Komponen utama dalam ATENSI yaitu pemenuhan kebutuhan dasar, pengasuhan/perawatan sosial, terapi dan dukungan keluarga bagi penyandang disabilitas. Hal ini bisa dilakukan di keluarga, komunitas dan/atau di Balai/Panti sesuai dengan hasil asesmen komprehensif.
Kemensos mendorong implementasi ATENSI di keluarga, karena keluarga menjadi tempat terbaik dalam perawatan penyandang disabilitas. Namun ketika keluarga tidak mampu melakukan perawatan, maka keberadaan LKS menjadi penting dalam penerapan ATENSI berbasis komunitas, karena LKS menjadi lembaga yang paling dekat keberadaannya dengan komunitas.
Harry berpesan bahwa Balai Disabilitas "Margo Laras" Pati akan berperan untuk memastikan dan melakukan pendampingan pada lembaga maupun keluarga dalam memberikan terapi okupasi maupun vokasi.
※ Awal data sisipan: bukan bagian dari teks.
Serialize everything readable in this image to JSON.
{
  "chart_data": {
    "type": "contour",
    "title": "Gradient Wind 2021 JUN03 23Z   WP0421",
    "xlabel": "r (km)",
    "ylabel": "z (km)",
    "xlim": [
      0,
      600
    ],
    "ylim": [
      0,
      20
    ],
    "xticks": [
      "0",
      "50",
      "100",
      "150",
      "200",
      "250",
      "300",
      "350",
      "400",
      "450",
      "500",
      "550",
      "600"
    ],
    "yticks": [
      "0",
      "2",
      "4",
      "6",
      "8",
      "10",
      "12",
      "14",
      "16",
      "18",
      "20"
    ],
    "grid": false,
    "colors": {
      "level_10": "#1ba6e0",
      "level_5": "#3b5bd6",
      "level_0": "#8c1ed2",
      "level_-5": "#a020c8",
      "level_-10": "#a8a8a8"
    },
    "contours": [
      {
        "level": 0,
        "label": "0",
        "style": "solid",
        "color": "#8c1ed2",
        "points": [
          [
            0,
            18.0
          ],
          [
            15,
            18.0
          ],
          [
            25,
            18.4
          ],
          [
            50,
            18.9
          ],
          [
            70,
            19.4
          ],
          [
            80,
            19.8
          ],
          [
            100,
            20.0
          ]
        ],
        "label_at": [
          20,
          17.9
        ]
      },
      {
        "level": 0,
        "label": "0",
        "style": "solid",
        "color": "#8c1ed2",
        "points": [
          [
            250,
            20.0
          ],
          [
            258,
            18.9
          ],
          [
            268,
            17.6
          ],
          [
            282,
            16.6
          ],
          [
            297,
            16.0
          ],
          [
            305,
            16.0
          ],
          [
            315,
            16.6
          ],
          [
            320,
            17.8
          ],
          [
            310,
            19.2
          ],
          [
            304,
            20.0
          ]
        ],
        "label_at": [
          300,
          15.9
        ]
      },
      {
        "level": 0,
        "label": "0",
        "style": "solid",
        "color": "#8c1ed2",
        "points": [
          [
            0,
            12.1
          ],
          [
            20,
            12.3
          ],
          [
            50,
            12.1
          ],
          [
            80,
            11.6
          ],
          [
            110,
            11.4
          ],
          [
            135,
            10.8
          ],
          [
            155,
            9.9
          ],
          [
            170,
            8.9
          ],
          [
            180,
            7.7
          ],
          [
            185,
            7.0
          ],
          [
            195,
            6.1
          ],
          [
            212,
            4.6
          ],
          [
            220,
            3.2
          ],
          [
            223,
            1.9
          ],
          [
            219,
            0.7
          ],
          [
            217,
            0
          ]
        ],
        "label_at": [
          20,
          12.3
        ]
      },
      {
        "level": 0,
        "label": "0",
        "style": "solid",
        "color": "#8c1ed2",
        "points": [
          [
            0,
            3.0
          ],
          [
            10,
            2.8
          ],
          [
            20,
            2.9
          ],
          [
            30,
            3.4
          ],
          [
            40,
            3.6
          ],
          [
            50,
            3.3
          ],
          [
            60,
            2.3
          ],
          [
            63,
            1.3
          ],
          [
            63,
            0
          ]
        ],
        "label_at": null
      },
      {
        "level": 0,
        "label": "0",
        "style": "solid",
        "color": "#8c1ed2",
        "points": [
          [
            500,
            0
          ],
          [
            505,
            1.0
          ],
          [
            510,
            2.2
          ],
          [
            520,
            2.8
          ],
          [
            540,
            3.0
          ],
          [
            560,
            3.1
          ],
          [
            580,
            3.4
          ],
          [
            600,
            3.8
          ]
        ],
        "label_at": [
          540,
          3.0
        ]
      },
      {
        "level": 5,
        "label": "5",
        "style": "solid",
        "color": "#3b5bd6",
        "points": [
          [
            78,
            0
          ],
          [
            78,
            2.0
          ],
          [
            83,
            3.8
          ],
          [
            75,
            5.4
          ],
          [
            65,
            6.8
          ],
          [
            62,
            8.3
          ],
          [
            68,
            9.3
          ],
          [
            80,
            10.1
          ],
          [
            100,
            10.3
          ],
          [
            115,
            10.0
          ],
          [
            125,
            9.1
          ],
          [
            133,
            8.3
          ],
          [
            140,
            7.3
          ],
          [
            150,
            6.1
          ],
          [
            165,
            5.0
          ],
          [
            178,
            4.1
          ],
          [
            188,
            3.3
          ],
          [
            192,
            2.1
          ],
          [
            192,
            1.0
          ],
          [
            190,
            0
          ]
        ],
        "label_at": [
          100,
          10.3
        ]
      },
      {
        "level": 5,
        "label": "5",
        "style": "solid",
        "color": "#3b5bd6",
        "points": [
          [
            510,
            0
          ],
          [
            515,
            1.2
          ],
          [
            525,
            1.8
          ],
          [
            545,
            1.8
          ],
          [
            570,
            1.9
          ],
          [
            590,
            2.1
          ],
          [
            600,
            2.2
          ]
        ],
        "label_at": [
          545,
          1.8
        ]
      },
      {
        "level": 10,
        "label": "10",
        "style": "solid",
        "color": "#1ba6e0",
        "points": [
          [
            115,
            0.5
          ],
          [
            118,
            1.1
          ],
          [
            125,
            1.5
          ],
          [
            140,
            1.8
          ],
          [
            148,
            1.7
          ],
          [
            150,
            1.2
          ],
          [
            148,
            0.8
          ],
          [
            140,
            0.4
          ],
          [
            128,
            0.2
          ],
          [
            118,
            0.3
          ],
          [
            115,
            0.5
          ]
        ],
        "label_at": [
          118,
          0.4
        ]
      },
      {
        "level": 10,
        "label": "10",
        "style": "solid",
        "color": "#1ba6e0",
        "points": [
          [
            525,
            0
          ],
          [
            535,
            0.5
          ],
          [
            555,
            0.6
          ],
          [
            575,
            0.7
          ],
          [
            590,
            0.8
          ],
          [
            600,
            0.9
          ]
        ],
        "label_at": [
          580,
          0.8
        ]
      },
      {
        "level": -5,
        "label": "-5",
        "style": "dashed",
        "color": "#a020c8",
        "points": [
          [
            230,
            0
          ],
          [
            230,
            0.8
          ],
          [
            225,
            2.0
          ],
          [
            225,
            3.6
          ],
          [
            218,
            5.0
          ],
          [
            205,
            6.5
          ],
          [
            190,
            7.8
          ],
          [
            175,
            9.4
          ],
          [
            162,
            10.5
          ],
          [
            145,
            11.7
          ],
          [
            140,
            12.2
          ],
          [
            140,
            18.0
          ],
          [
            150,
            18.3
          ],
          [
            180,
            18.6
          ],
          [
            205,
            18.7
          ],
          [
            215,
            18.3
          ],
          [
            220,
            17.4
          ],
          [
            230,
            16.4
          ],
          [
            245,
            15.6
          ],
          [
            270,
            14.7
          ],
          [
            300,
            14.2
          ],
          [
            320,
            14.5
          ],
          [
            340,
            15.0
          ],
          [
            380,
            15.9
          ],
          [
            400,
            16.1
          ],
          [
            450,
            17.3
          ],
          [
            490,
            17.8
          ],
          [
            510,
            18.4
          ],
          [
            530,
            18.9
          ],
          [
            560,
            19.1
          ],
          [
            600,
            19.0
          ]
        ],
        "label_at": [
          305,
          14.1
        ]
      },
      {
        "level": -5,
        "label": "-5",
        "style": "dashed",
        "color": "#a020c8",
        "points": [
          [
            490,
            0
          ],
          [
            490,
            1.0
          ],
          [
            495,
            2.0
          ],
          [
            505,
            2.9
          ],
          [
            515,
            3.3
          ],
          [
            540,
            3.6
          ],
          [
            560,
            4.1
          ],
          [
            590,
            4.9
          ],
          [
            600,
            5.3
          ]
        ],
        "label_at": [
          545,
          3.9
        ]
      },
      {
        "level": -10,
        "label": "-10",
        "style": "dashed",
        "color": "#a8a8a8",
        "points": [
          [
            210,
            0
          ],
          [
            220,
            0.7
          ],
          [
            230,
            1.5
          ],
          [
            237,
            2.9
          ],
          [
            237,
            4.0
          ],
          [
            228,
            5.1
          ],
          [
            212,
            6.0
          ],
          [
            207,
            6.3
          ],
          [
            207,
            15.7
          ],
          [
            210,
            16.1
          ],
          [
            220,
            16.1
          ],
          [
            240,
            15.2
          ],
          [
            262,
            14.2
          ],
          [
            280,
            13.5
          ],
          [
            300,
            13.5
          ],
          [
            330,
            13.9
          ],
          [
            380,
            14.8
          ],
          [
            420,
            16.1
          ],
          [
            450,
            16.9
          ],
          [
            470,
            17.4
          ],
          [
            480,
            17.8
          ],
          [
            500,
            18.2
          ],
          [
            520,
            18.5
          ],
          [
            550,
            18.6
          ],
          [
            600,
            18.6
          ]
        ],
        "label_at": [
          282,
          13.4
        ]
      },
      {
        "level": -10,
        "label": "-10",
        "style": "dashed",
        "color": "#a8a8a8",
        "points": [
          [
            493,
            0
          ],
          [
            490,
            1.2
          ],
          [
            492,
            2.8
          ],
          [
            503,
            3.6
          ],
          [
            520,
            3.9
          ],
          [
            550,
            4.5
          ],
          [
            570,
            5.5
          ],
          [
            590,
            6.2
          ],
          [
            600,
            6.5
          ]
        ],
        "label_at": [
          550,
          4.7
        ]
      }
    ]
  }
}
Balai juga akan menjadi Sentra Layanan Sosial (SERASI) yang mampu memberi layanan kepada seluruh ragam disabilitas yang merentang dari usia dini hingga lanjut usia.
Kegiatan ini diselenggarakan oleh Balai Disabilitas "Margo Laras" Pati pada tanggal 11 sampai 12 Oktober 2020 di Hotel Cavinton Yogyakarta. Kegiatan ini diikuti oleh 30 peserta yang terdiri dari Pengurus LKS Budi Makarti Boyolali, LKS Pandi Purworejo, LKS Tirto Jiwo Purworejo, LKS Gelimas Jiwo Yogyakarta, Dinas Sosial Kabupaten Boyolali, Dinas Sosial P3A Kabupaten Purworejo dan Dinas Kesehatan Kabupaten Purworejo.